Thursday, July 2, 2009

Donny Osmond And The Road Not Taken.

Just imagine if Donny Osmond had taken Michael Jackson's career path.

Both Osmond and Jackson were bubble-gum pop heroes with their respective family groups in the early 1970's. The Osmonds were far more familiar faces on TV then, having made a name for themselves even before Donny was born, singing barbershop music. Their super-straight, clean-cut image worked against them in certain quarters -- they were just too uncool to many of the Woodstock generation, including myself. Just how cool could anyone be as a regular on the Andy Williams Show?

The Jackson 5, though, wore their Afros with pride and reflected the gritty urbanity of their Gary, Indiana hometown. Their outfits looked like a cross between your average Motown group and big-city pimpwear.

Oddly, the music both groups made around the time Donny was starting to get media attention sounded a lot alike. Listen to "One Bad Apple" by the Osmonds and it would be easy to think of it as a Jackson 5 tune. (Late edit: "One Bad Apple" actually was written for the Jacksons, but MJ's first number one record was "Ben" a year earlier -- written for Donny Osmond.)

But soon the spotlight was on Donny and Michael's solo careers.

Donny chose a TV show with sister Marie ("A little bit country, a little bit rock and roll") and still managed a few more popular records.

Michael, a few years behind Osmond, hooked up with Quincy Jones, a hugely-talented producer just as MTV was gaining a wide audience. John Landis produced some extremely creative videos, and there was no looking back.
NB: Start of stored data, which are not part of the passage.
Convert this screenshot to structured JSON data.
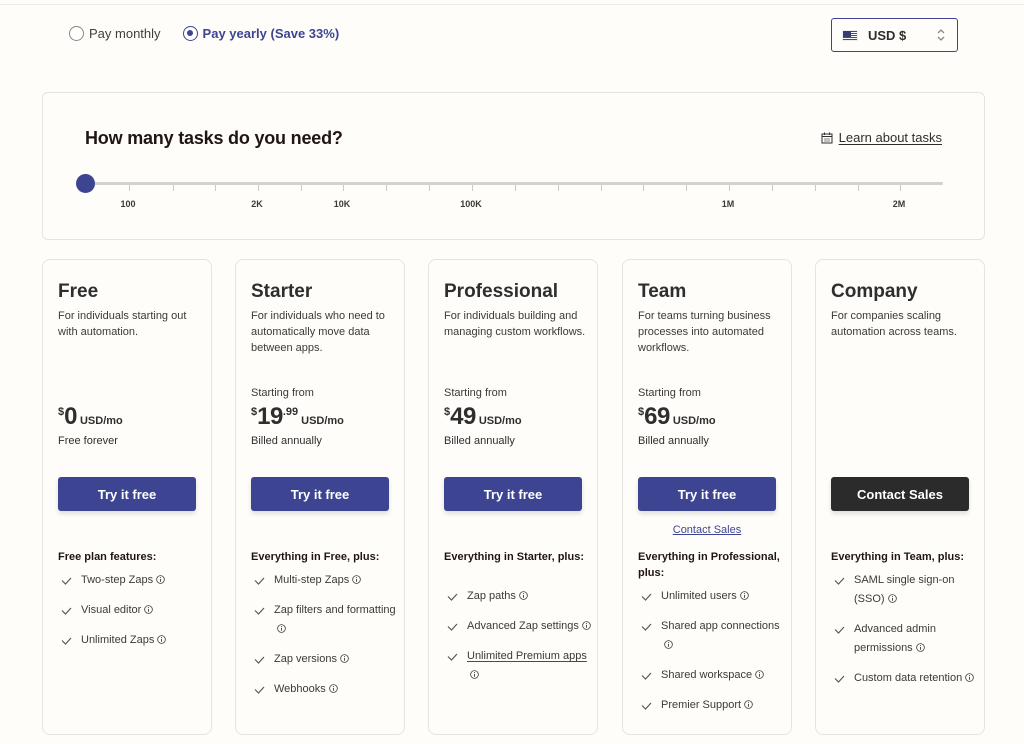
{
  "billing": {
    "options": [
      {
        "label": "Pay monthly",
        "selected": false
      },
      {
        "label": "Pay yearly (Save 33%)",
        "selected": true
      }
    ]
  },
  "currency": {
    "flag_icon": "us-flag-icon",
    "label": "USD $"
  },
  "tasks": {
    "title": "How many tasks do you need?",
    "learn_link": "Learn about tasks",
    "slider": {
      "selected_index": 0,
      "tick_labels": [
        "100",
        "2K",
        "10K",
        "100K",
        "1M",
        "2M"
      ]
    }
  },
  "colors": {
    "accent": "#3d4592",
    "dark_button": "#2b2b2b",
    "background": "#fffdf9"
  },
  "plans": [
    {
      "name": "Free",
      "description": "For individuals starting out with automation.",
      "starting_from": "",
      "currency_symbol": "$",
      "amount": "0",
      "cents": "",
      "unit": "USD/mo",
      "billing_note": "Free forever",
      "cta": "Try it free",
      "contact_link": "",
      "features_heading": "Free plan features:",
      "features": [
        {
          "text": "Two-step Zaps",
          "link": false
        },
        {
          "text": "Visual editor",
          "link": false
        },
        {
          "text": "Unlimited Zaps",
          "link": false
        }
      ]
    },
    {
      "name": "Starter",
      "description": "For individuals who need to automatically move data between apps.",
      "starting_from": "Starting from",
      "currency_symbol": "$",
      "amount": "19",
      "cents": ".99",
      "unit": "USD/mo",
      "billing_note": "Billed annually",
      "cta": "Try it free",
      "contact_link": "",
      "features_heading": "Everything in Free, plus:",
      "features": [
        {
          "text": "Multi-step Zaps",
          "link": false
        },
        {
          "text": "Zap filters and formatting",
          "link": false
        },
        {
          "text": "Zap versions",
          "link": false
        },
        {
          "text": "Webhooks",
          "link": false
        }
      ]
    },
    {
      "name": "Professional",
      "description": "For individuals building and managing custom workflows.",
      "starting_from": "Starting from",
      "currency_symbol": "$",
      "amount": "49",
      "cents": "",
      "unit": "USD/mo",
      "billing_note": "Billed annually",
      "cta": "Try it free",
      "contact_link": "",
      "features_heading": "Everything in Starter, plus:",
      "features": [
        {
          "text": "Zap paths",
          "link": false
        },
        {
          "text": "Advanced Zap settings",
          "link": false
        },
        {
          "text": "Unlimited Premium apps",
          "link": true
        }
      ]
    },
    {
      "name": "Team",
      "description": "For teams turning business processes into automated workflows.",
      "starting_from": "Starting from",
      "currency_symbol": "$",
      "amount": "69",
      "cents": "",
      "unit": "USD/mo",
      "billing_note": "Billed annually",
      "cta": "Try it free",
      "contact_link": "Contact Sales",
      "features_heading": "Everything in Professional, plus:",
      "features": [
        {
          "text": "Unlimited users",
          "link": false
        },
        {
          "text": "Shared app connections",
          "link": false
        },
        {
          "text": "Shared workspace",
          "link": false
        },
        {
          "text": "Premier Support",
          "link": false
        }
      ]
    },
    {
      "name": "Company",
      "description": "For companies scaling automation across teams.",
      "starting_from": "",
      "currency_symbol": "",
      "amount": "",
      "cents": "",
      "unit": "",
      "billing_note": "",
      "cta": "Contact Sales",
      "cta_style": "dark",
      "contact_link": "",
      "features_heading": "Everything in Team, plus:",
      "features": [
        {
          "text": "SAML single sign-on (SSO)",
          "link": false
        },
        {
          "text": "Advanced admin permissions",
          "link": false
        },
        {
          "text": "Custom data retention",
          "link": false
        }
      ]
    }
  ]
}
Michael Jackson was the hottest pop star on the planet.

Then Jackson got weird on us. Very, very weird on us.

The face lifts. The makeup to look white. Hanging with Liz Taylor. The crazy Sargent Pepper-in-Harlem outfits. Marrying the daughter of Elvis Presley -- for about a week. Sperm donor children. The accusation's of child molestation. Creating the Neverland amusement park for himself and his little friends. More accusations of child molestation. Wild shopping sprees for the most gawd-awful stuff man ever made. Dangling a kid over a hotel railing. Fleeing to Dubai, of all places.
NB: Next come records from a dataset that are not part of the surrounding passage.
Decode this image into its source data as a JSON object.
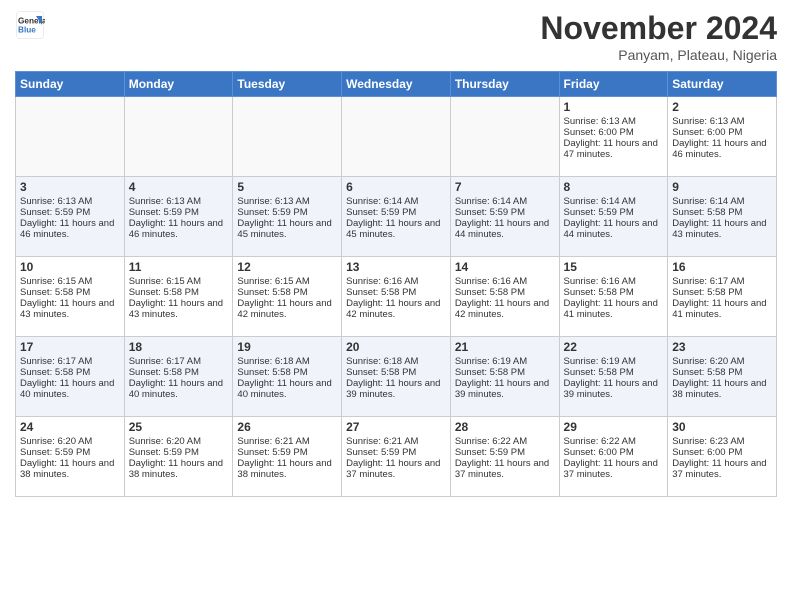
{
  "logo": {
    "line1": "General",
    "line2": "Blue"
  },
  "title": "November 2024",
  "location": "Panyam, Plateau, Nigeria",
  "days_header": [
    "Sunday",
    "Monday",
    "Tuesday",
    "Wednesday",
    "Thursday",
    "Friday",
    "Saturday"
  ],
  "weeks": [
    [
      {
        "day": "",
        "data": ""
      },
      {
        "day": "",
        "data": ""
      },
      {
        "day": "",
        "data": ""
      },
      {
        "day": "",
        "data": ""
      },
      {
        "day": "",
        "data": ""
      },
      {
        "day": "1",
        "sunrise": "Sunrise: 6:13 AM",
        "sunset": "Sunset: 6:00 PM",
        "daylight": "Daylight: 11 hours and 47 minutes."
      },
      {
        "day": "2",
        "sunrise": "Sunrise: 6:13 AM",
        "sunset": "Sunset: 6:00 PM",
        "daylight": "Daylight: 11 hours and 46 minutes."
      }
    ],
    [
      {
        "day": "3",
        "sunrise": "Sunrise: 6:13 AM",
        "sunset": "Sunset: 5:59 PM",
        "daylight": "Daylight: 11 hours and 46 minutes."
      },
      {
        "day": "4",
        "sunrise": "Sunrise: 6:13 AM",
        "sunset": "Sunset: 5:59 PM",
        "daylight": "Daylight: 11 hours and 46 minutes."
      },
      {
        "day": "5",
        "sunrise": "Sunrise: 6:13 AM",
        "sunset": "Sunset: 5:59 PM",
        "daylight": "Daylight: 11 hours and 45 minutes."
      },
      {
        "day": "6",
        "sunrise": "Sunrise: 6:14 AM",
        "sunset": "Sunset: 5:59 PM",
        "daylight": "Daylight: 11 hours and 45 minutes."
      },
      {
        "day": "7",
        "sunrise": "Sunrise: 6:14 AM",
        "sunset": "Sunset: 5:59 PM",
        "daylight": "Daylight: 11 hours and 44 minutes."
      },
      {
        "day": "8",
        "sunrise": "Sunrise: 6:14 AM",
        "sunset": "Sunset: 5:59 PM",
        "daylight": "Daylight: 11 hours and 44 minutes."
      },
      {
        "day": "9",
        "sunrise": "Sunrise: 6:14 AM",
        "sunset": "Sunset: 5:58 PM",
        "daylight": "Daylight: 11 hours and 43 minutes."
      }
    ],
    [
      {
        "day": "10",
        "sunrise": "Sunrise: 6:15 AM",
        "sunset": "Sunset: 5:58 PM",
        "daylight": "Daylight: 11 hours and 43 minutes."
      },
      {
        "day": "11",
        "sunrise": "Sunrise: 6:15 AM",
        "sunset": "Sunset: 5:58 PM",
        "daylight": "Daylight: 11 hours and 43 minutes."
      },
      {
        "day": "12",
        "sunrise": "Sunrise: 6:15 AM",
        "sunset": "Sunset: 5:58 PM",
        "daylight": "Daylight: 11 hours and 42 minutes."
      },
      {
        "day": "13",
        "sunrise": "Sunrise: 6:16 AM",
        "sunset": "Sunset: 5:58 PM",
        "daylight": "Daylight: 11 hours and 42 minutes."
      },
      {
        "day": "14",
        "sunrise": "Sunrise: 6:16 AM",
        "sunset": "Sunset: 5:58 PM",
        "daylight": "Daylight: 11 hours and 42 minutes."
      },
      {
        "day": "15",
        "sunrise": "Sunrise: 6:16 AM",
        "sunset": "Sunset: 5:58 PM",
        "daylight": "Daylight: 11 hours and 41 minutes."
      },
      {
        "day": "16",
        "sunrise": "Sunrise: 6:17 AM",
        "sunset": "Sunset: 5:58 PM",
        "daylight": "Daylight: 11 hours and 41 minutes."
      }
    ],
    [
      {
        "day": "17",
        "sunrise": "Sunrise: 6:17 AM",
        "sunset": "Sunset: 5:58 PM",
        "daylight": "Daylight: 11 hours and 40 minutes."
      },
      {
        "day": "18",
        "sunrise": "Sunrise: 6:17 AM",
        "sunset": "Sunset: 5:58 PM",
        "daylight": "Daylight: 11 hours and 40 minutes."
      },
      {
        "day": "19",
        "sunrise": "Sunrise: 6:18 AM",
        "sunset": "Sunset: 5:58 PM",
        "daylight": "Daylight: 11 hours and 40 minutes."
      },
      {
        "day": "20",
        "sunrise": "Sunrise: 6:18 AM",
        "sunset": "Sunset: 5:58 PM",
        "daylight": "Daylight: 11 hours and 39 minutes."
      },
      {
        "day": "21",
        "sunrise": "Sunrise: 6:19 AM",
        "sunset": "Sunset: 5:58 PM",
        "daylight": "Daylight: 11 hours and 39 minutes."
      },
      {
        "day": "22",
        "sunrise": "Sunrise: 6:19 AM",
        "sunset": "Sunset: 5:58 PM",
        "daylight": "Daylight: 11 hours and 39 minutes."
      },
      {
        "day": "23",
        "sunrise": "Sunrise: 6:20 AM",
        "sunset": "Sunset: 5:58 PM",
        "daylight": "Daylight: 11 hours and 38 minutes."
      }
    ],
    [
      {
        "day": "24",
        "sunrise": "Sunrise: 6:20 AM",
        "sunset": "Sunset: 5:59 PM",
        "daylight": "Daylight: 11 hours and 38 minutes."
      },
      {
        "day": "25",
        "sunrise": "Sunrise: 6:20 AM",
        "sunset": "Sunset: 5:59 PM",
        "daylight": "Daylight: 11 hours and 38 minutes."
      },
      {
        "day": "26",
        "sunrise": "Sunrise: 6:21 AM",
        "sunset": "Sunset: 5:59 PM",
        "daylight": "Daylight: 11 hours and 38 minutes."
      },
      {
        "day": "27",
        "sunrise": "Sunrise: 6:21 AM",
        "sunset": "Sunset: 5:59 PM",
        "daylight": "Daylight: 11 hours and 37 minutes."
      },
      {
        "day": "28",
        "sunrise": "Sunrise: 6:22 AM",
        "sunset": "Sunset: 5:59 PM",
        "daylight": "Daylight: 11 hours and 37 minutes."
      },
      {
        "day": "29",
        "sunrise": "Sunrise: 6:22 AM",
        "sunset": "Sunset: 6:00 PM",
        "daylight": "Daylight: 11 hours and 37 minutes."
      },
      {
        "day": "30",
        "sunrise": "Sunrise: 6:23 AM",
        "sunset": "Sunset: 6:00 PM",
        "daylight": "Daylight: 11 hours and 37 minutes."
      }
    ]
  ]
}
It took a You-tube video of people dancing to "Thriller," at a wedding reception, of all places, to simultaneously make the sheer mention of Michael Jackson both a punchline of a joke, and yet, strangely cool again.

And now we have an early death, bags of prescription drugs, and a media frenzy all on what was to have been the eve of Jackson's farewell tour.

Donny, Donny, Donny. What opportunities you missed by being relatively normal. Think of it, Donny. Had you dyed your skin black, fondled a few kids, talked like Marilyn Monroe, and OD'd on something stronger than that permitted by the Mormon Church, you could have been the King of Pop.

Wednesday, July 1, 2009

Pyrric Victory.

The other night, out of boredom, I decided to look at the web sites of the newspapers I once worked for.

I couldn't find the web site for the Eastside and South County Journals outside of Seattle, where I worked, and suffered mightily, back in 1997 and 1998. The place damn near killed me.

A little digging turned up the news from two years ago that, after losing money for more than a decade, the owner pawned it off to a newspaper chain from Canada. They promptly shut the joint down, keeping the profitable commercial printing division.

Ha, ha.

While I hate to see a newspaper close, I find the news gratifying. Working there broke my spirit.

I've compared it before to the hot-shot test pilot who takes on a new ride, only to find that everything that worked for him in the past no longer holds true, and he's in an unrecoverable flat spin. Everybody back at the base is going to blame him for losing control and crashing the plane. Oh, and did I mention that the ejection seat's broken?

Well, in my case, I was able to bail out in time, though suffering severe burns of a sort. The scars are still visible if you know where to look.

So, to my departed comrades who built that vehicle of terror, I say:

You got what you deserved. Fill in your favorite string of expletives here on my behalf.